The phase II/III randomized trial gained attention earlier this year when it was featured at the 2019 American Society of Clinical Oncology (ASCO) Annual Meeting. In both the phase II and phase III trials, lenalidomide led to improved outcomes for patents with moderate and high-risk smoldering myeloma, also known as asymptomatic myeloma. Key findings from the trials show a significant reduction in the risk of developing myeloma for patients randomized to early therapy.

"This is the largest randomized trial of smoldering multiple myeloma to date, and it uses lenalidomide, a much less toxic medicine than what has been used in the past for this disease," said Lonial. "For patients who are at the highest risk of progression, there was a 90% risk reduction for progression to myeloma compared with the observation arm. This is a significant benefit for these patients, and outside of clinical trial enrollment, now becomes a standard of care for these patients."
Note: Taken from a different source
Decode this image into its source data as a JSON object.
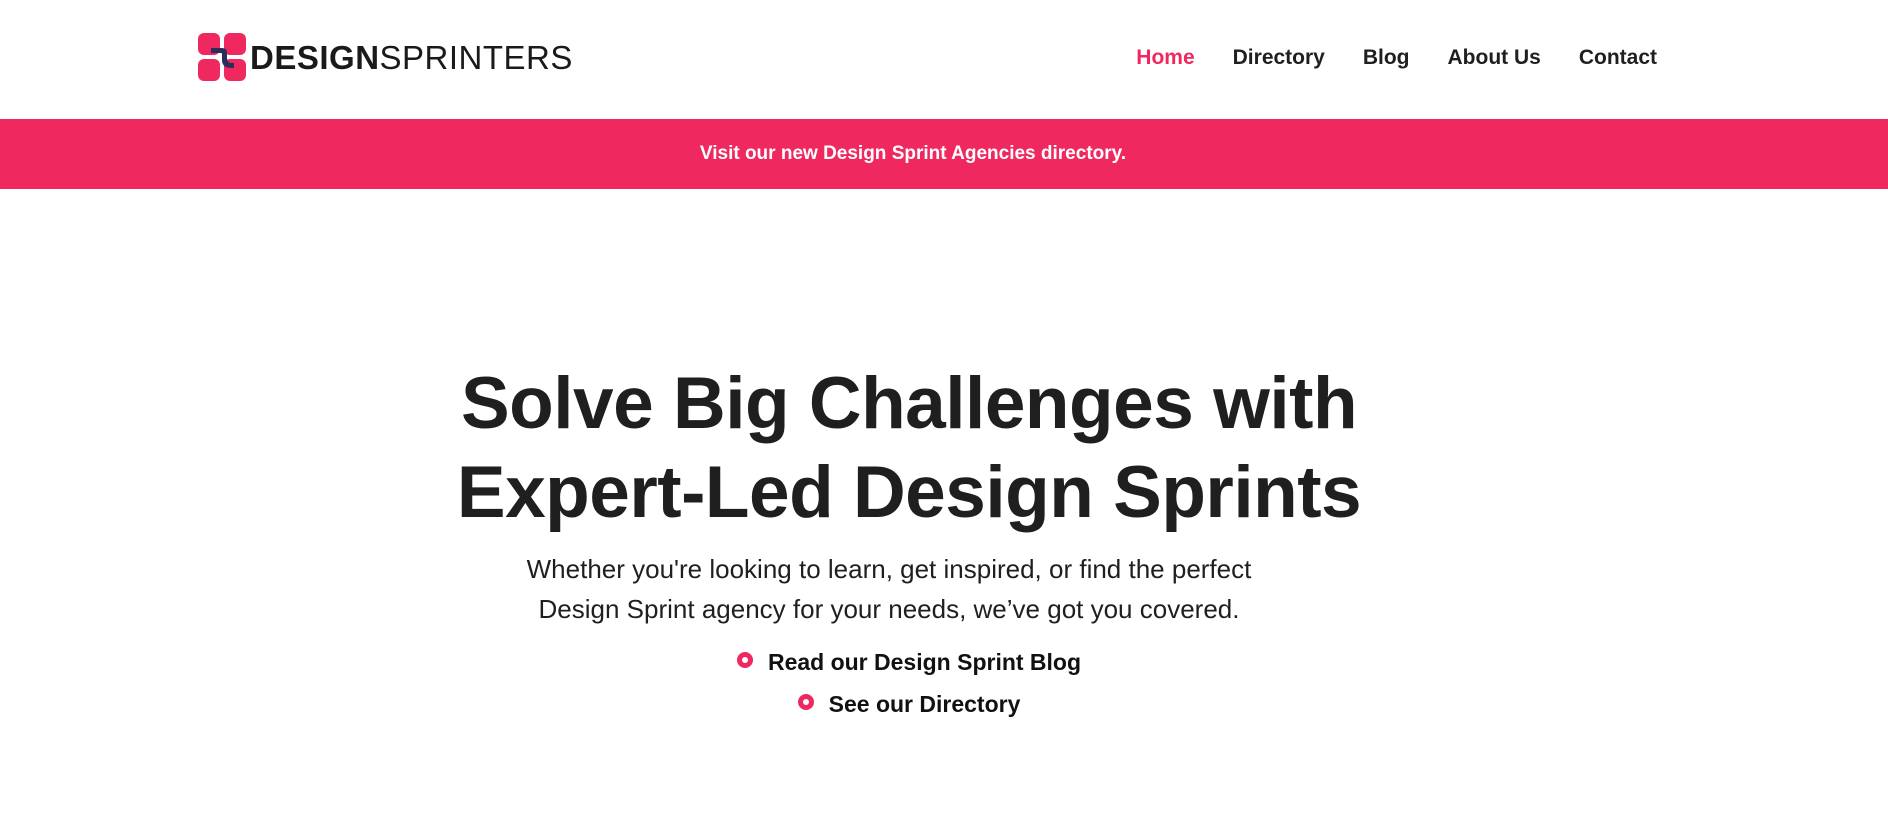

Lenalidomide is an analog of thalidomide, a drug developed decades ago as a sedative. Lenalidomide prevents the formation of blood vessels that can feed tumors such multiple myeloma, but it also carries the risk of possible serious side effects. The investigators are currently performing an analysis of people who stopped taking lenalidomide due to toxicity to see if even limited doses of the medicine delayed progression. Lonial noted that there are case reports of people who do not progress after just a few doses of the medicine, and that a new phase III trial exploring this hypothesis recently started enrolling patients.

This study received funding from the National Institutes of Health.